Deux ans et demi après le début de l’invasion de l’Ukraine, la parole des victimes de violences sexuelles commises par les soldats russes reste rare. Le traumatisme, doublé de l’impossibilité d’accéder aux territoires occupés, y compris par les organisations internationales, rend le travail de documentation difficile. L’ONG SEMA Ukraine, qui organisait une conférence de presse jeudi 13 juin à Paris, rappelle que « ces viols ont commencé dès 2014 », quand la guerre dans le Donbass a commencé, et « se chiffrent par milliers » depuis le début de l’offensive à grande échelle, en février 2022. « Ils touchent majoritairement les femmes, mais également les enfants et les hommes, civils ou militaires toujours détenus dans les prisons russes », précise l’organisation, fondée par des survivantes et soutenue par la Fondation du docteur Denis Mukwege.

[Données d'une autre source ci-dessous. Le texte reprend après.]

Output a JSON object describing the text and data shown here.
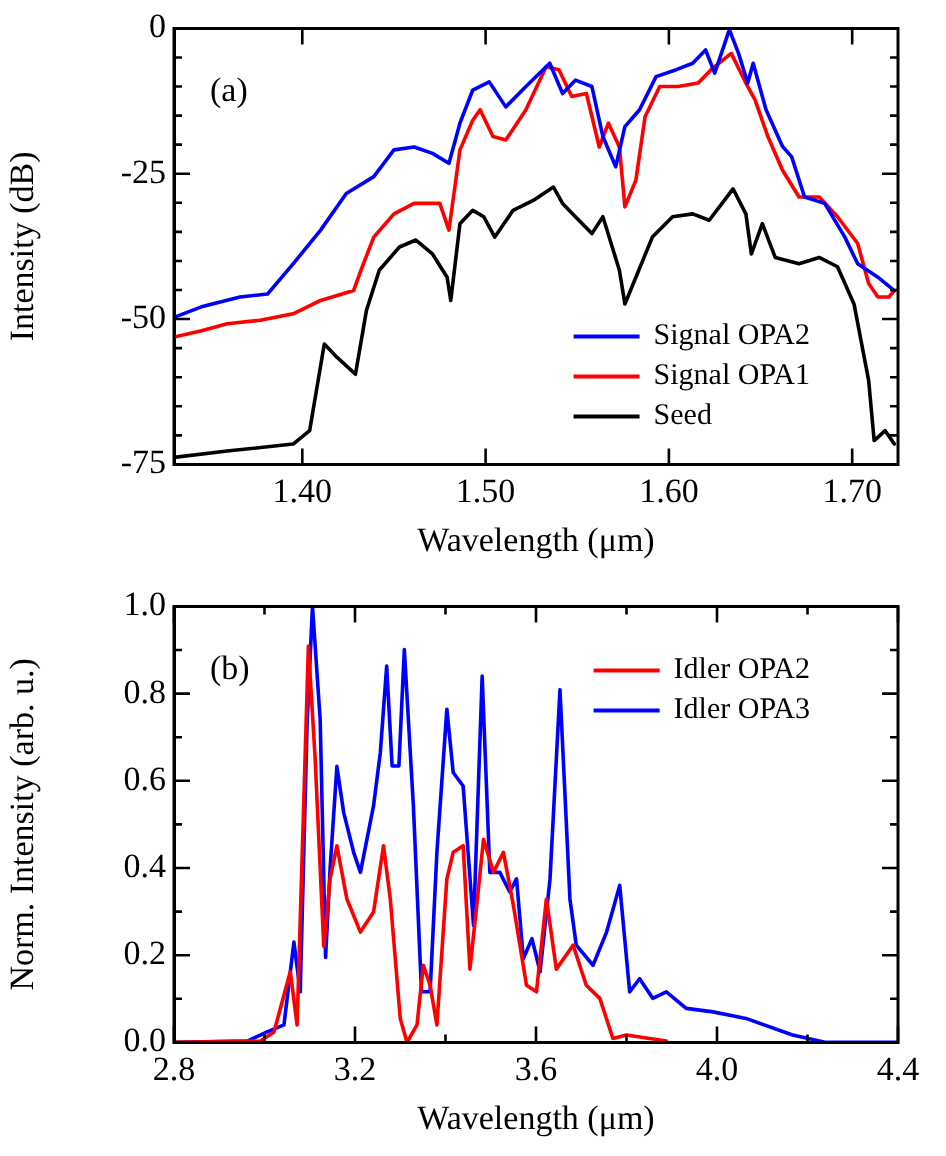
{
  "chart_data": [
    {
      "type": "line",
      "xlabel": "Wavelength (μm)",
      "ylabel": "Intensity (dB)",
      "annotations": [
        "(a)"
      ],
      "xlim": [
        1.33,
        1.725
      ],
      "xticks": [
        {
          "value": 1.4,
          "label": "1.40"
        },
        {
          "value": 1.5,
          "label": "1.50"
        },
        {
          "value": 1.6,
          "label": "1.60"
        },
        {
          "value": 1.7,
          "label": "1.70"
        }
      ],
      "ylim": [
        -75,
        0
      ],
      "yticks": [
        -75,
        {
          "value": -70,
          "label": null
        },
        {
          "value": -65,
          "label": null
        },
        {
          "value": -60,
          "label": null
        },
        {
          "value": -55,
          "label": null
        },
        -50,
        {
          "value": -45,
          "label": null
        },
        {
          "value": -40,
          "label": null
        },
        {
          "value": -35,
          "label": null
        },
        {
          "value": -30,
          "label": null
        },
        -25,
        {
          "value": -20,
          "label": null
        },
        {
          "value": -15,
          "label": null
        },
        {
          "value": -10,
          "label": null
        },
        {
          "value": -5,
          "label": null
        },
        0
      ],
      "grid": false,
      "legend": "bottom right",
      "marker": "none",
      "line_style": "solid",
      "series": [
        {
          "name": "Signal OPA2",
          "color": "#0000ff",
          "x": [
            1.33,
            1.345,
            1.366,
            1.381,
            1.395,
            1.41,
            1.424,
            1.439,
            1.45,
            1.461,
            1.471,
            1.48,
            1.486,
            1.493,
            1.502,
            1.511,
            1.522,
            1.535,
            1.542,
            1.549,
            1.558,
            1.564,
            1.571,
            1.576,
            1.584,
            1.593,
            1.604,
            1.613,
            1.62,
            1.625,
            1.633,
            1.638,
            1.643,
            1.646,
            1.653,
            1.662,
            1.667,
            1.674,
            1.685,
            1.696,
            1.703,
            1.714,
            1.723
          ],
          "values": [
            -49.7,
            -47.9,
            -46.2,
            -45.7,
            -40.5,
            -34.7,
            -28.4,
            -25.5,
            -20.9,
            -20.4,
            -21.5,
            -23.2,
            -16.3,
            -10.6,
            -9.2,
            -13.5,
            -10.0,
            -6.0,
            -11.2,
            -8.9,
            -10.0,
            -18.6,
            -23.8,
            -16.9,
            -14.0,
            -8.3,
            -7.1,
            -6.0,
            -3.7,
            -7.7,
            -0.2,
            -4.3,
            -9.4,
            -6.0,
            -14.0,
            -20.3,
            -22.1,
            -29.0,
            -30.1,
            -35.9,
            -40.5,
            -42.8,
            -45.1
          ]
        },
        {
          "name": "Signal OPA1",
          "color": "#ff0000",
          "x": [
            1.33,
            1.345,
            1.359,
            1.377,
            1.395,
            1.41,
            1.428,
            1.432,
            1.439,
            1.45,
            1.461,
            1.475,
            1.48,
            1.486,
            1.493,
            1.497,
            1.504,
            1.511,
            1.522,
            1.533,
            1.54,
            1.547,
            1.555,
            1.562,
            1.567,
            1.573,
            1.576,
            1.582,
            1.587,
            1.595,
            1.605,
            1.616,
            1.623,
            1.634,
            1.642,
            1.647,
            1.654,
            1.662,
            1.671,
            1.682,
            1.692,
            1.703,
            1.709,
            1.714,
            1.72,
            1.723
          ],
          "values": [
            -53.1,
            -52.0,
            -50.8,
            -50.2,
            -49.1,
            -46.8,
            -45.1,
            -41.6,
            -35.9,
            -31.9,
            -30.1,
            -30.1,
            -34.7,
            -20.9,
            -15.8,
            -14.0,
            -18.6,
            -19.2,
            -14.0,
            -6.6,
            -7.1,
            -11.7,
            -11.2,
            -20.4,
            -16.3,
            -20.4,
            -30.7,
            -26.1,
            -15.2,
            -10.0,
            -10.0,
            -9.4,
            -7.1,
            -4.3,
            -9.4,
            -12.3,
            -18.6,
            -24.4,
            -29.0,
            -29.0,
            -32.4,
            -37.0,
            -43.9,
            -46.2,
            -46.2,
            -45.1
          ]
        },
        {
          "name": "Seed",
          "color": "#000000",
          "x": [
            1.33,
            1.359,
            1.395,
            1.404,
            1.412,
            1.419,
            1.429,
            1.435,
            1.442,
            1.453,
            1.462,
            1.471,
            1.479,
            1.481,
            1.486,
            1.493,
            1.499,
            1.505,
            1.515,
            1.526,
            1.537,
            1.542,
            1.549,
            1.558,
            1.564,
            1.573,
            1.576,
            1.582,
            1.591,
            1.602,
            1.613,
            1.622,
            1.629,
            1.635,
            1.642,
            1.645,
            1.651,
            1.658,
            1.671,
            1.682,
            1.692,
            1.701,
            1.709,
            1.712,
            1.718,
            1.723
          ],
          "values": [
            -73.8,
            -72.7,
            -71.5,
            -69.2,
            -54.3,
            -56.6,
            -59.5,
            -48.5,
            -41.6,
            -37.6,
            -36.4,
            -38.8,
            -42.8,
            -46.8,
            -33.6,
            -31.3,
            -32.4,
            -35.9,
            -31.3,
            -29.6,
            -27.3,
            -30.1,
            -32.4,
            -35.3,
            -32.4,
            -41.6,
            -47.4,
            -42.8,
            -35.9,
            -32.4,
            -31.9,
            -33.0,
            -30.1,
            -27.6,
            -31.9,
            -38.8,
            -33.6,
            -39.4,
            -40.5,
            -39.4,
            -41.0,
            -47.4,
            -60.6,
            -70.9,
            -69.2,
            -71.5
          ]
        }
      ]
    },
    {
      "type": "line",
      "xlabel": "Wavelength (μm)",
      "ylabel": "Norm. Intensity (arb. u.)",
      "annotations": [
        "(b)"
      ],
      "xlim": [
        2.8,
        4.4
      ],
      "xticks": [
        2.8,
        {
          "value": 3.0,
          "label": null
        },
        3.2,
        {
          "value": 3.4,
          "label": null
        },
        3.6,
        {
          "value": 3.8,
          "label": null
        },
        {
          "value": 4.0,
          "label": "4.0"
        },
        {
          "value": 4.2,
          "label": null
        },
        4.4
      ],
      "ylim": [
        0,
        1
      ],
      "yticks": [
        {
          "value": 0,
          "label": "0.0"
        },
        {
          "value": 0.1,
          "label": null
        },
        0.2,
        {
          "value": 0.3,
          "label": null
        },
        0.4,
        {
          "value": 0.5,
          "label": null
        },
        0.6,
        {
          "value": 0.7,
          "label": null
        },
        0.8,
        {
          "value": 0.9,
          "label": null
        },
        {
          "value": 1,
          "label": "1.0"
        }
      ],
      "grid": false,
      "legend": "top right",
      "marker": "none",
      "line_style": "solid",
      "series": [
        {
          "name": "Idler OPA2",
          "color": "#ff0000",
          "x": [
            2.8,
            2.991,
            3.021,
            3.057,
            3.072,
            3.087,
            3.097,
            3.112,
            3.131,
            3.145,
            3.16,
            3.182,
            3.212,
            3.241,
            3.263,
            3.278,
            3.3,
            3.315,
            3.337,
            3.351,
            3.366,
            3.381,
            3.403,
            3.417,
            3.439,
            3.454,
            3.469,
            3.484,
            3.506,
            3.528,
            3.55,
            3.579,
            3.601,
            3.623,
            3.645,
            3.682,
            3.711,
            3.741,
            3.77,
            3.8,
            3.888
          ],
          "values": [
            0,
            0.003,
            0.024,
            0.162,
            0.04,
            0.558,
            0.909,
            0.649,
            0.22,
            0.375,
            0.451,
            0.329,
            0.253,
            0.299,
            0.451,
            0.329,
            0.055,
            0,
            0.04,
            0.177,
            0.131,
            0.04,
            0.375,
            0.436,
            0.451,
            0.168,
            0.314,
            0.466,
            0.39,
            0.436,
            0.314,
            0.131,
            0.116,
            0.329,
            0.168,
            0.223,
            0.131,
            0.101,
            0.009,
            0.017,
            0.003
          ]
        },
        {
          "name": "Idler OPA3",
          "color": "#0000ff",
          "x": [
            2.8,
            2.962,
            3.006,
            3.043,
            3.065,
            3.079,
            3.094,
            3.106,
            3.123,
            3.135,
            3.145,
            3.16,
            3.175,
            3.197,
            3.212,
            3.241,
            3.256,
            3.27,
            3.282,
            3.297,
            3.309,
            3.329,
            3.347,
            3.366,
            3.381,
            3.403,
            3.417,
            3.439,
            3.462,
            3.481,
            3.498,
            3.52,
            3.542,
            3.557,
            3.572,
            3.591,
            3.609,
            3.631,
            3.653,
            3.675,
            3.689,
            3.726,
            3.756,
            3.785,
            3.807,
            3.829,
            3.858,
            3.888,
            3.932,
            3.991,
            4.064,
            4.167,
            4.241,
            4.4
          ],
          "values": [
            0,
            0.003,
            0.024,
            0.04,
            0.23,
            0.116,
            0.726,
            1.0,
            0.741,
            0.195,
            0.399,
            0.633,
            0.527,
            0.436,
            0.39,
            0.543,
            0.665,
            0.863,
            0.634,
            0.634,
            0.901,
            0.543,
            0.116,
            0.116,
            0.436,
            0.764,
            0.619,
            0.588,
            0.268,
            0.84,
            0.39,
            0.39,
            0.345,
            0.375,
            0.192,
            0.238,
            0.162,
            0.375,
            0.809,
            0.329,
            0.223,
            0.177,
            0.253,
            0.36,
            0.116,
            0.146,
            0.101,
            0.116,
            0.078,
            0.07,
            0.055,
            0.017,
            0,
            0
          ]
        }
      ]
    }
  ]
}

Oleksandra Matviichuk, avocate des droits de l’homme, présidente du Centre pour les libertés civiles d’Ukraine et Prix Nobel de la paix 2022, s’efforce de recenser ces crimes depuis 2014. « Beaucoup ne parlent pas, donc ce dont on dispose n’est qu’une petite partie du phénomène », prévient l’avocate. « On commence tout juste à entrevoir l’ampleur de ces violences commises par la Russie », ajoute Florence Hartmann, porte-parole et conseillère politique du procureur général des tribunaux pénaux internationaux pour l’ex-Yougoslavie et le Rwanda de 2000 à 2006. A ce jour, seuls 209 cas ont été identifiés par le procureur général d’Ukraine. D’autres dossiers sont en cours d’analyse.
En attendant, ces crimes sont, aujourd’hui encore, perpétrés massivement et à huis clos dans les territoires contrôlés par Moscou. « La Russie donne le chiffre de 400 prisonnières dans les territoires occupés. Mais, selon nos données, 2 000 civiles sont actuellement retenues en captivité, dont au moins 80 % subissent des violences sexuelles », explique la journaliste Lioudmila Huseynova, membre de SEMA Ukraine. Celles-ci incluent « le déshabillage forcé, les attouchements sexuels, la torture par des coups et décharges électriques sur les parties génitales, les menaces de viols et les viols eux-mêmes ». Les prisonnières sont, en outre, privées de produits d’hygiène, d’eau, de soins médicaux et de protection juridique.
« Briser le silence »
Ces viols ne sont pas des incidents isolés ou le fait de dérives individuelles, mais une arme de guerre à part entière. « La commission d’enquête de l’ONU a identifié des schémas similaires dans de nombreux endroits et en a conclu qu’il s’agissait d’une politique délibérée et systématique, souligne Florence Hartmann. Cela s’inscrit dans le cadre d’une campagne de persécution contre les civils et les prisonniers de guerre ukrainiens. » Selon l’essayiste, « il ne s’agit donc pas de simples crimes de guerre. Ces viols sont constitutifs de crimes contre l’humanité ou de génocide, selon l’intentionnalité ».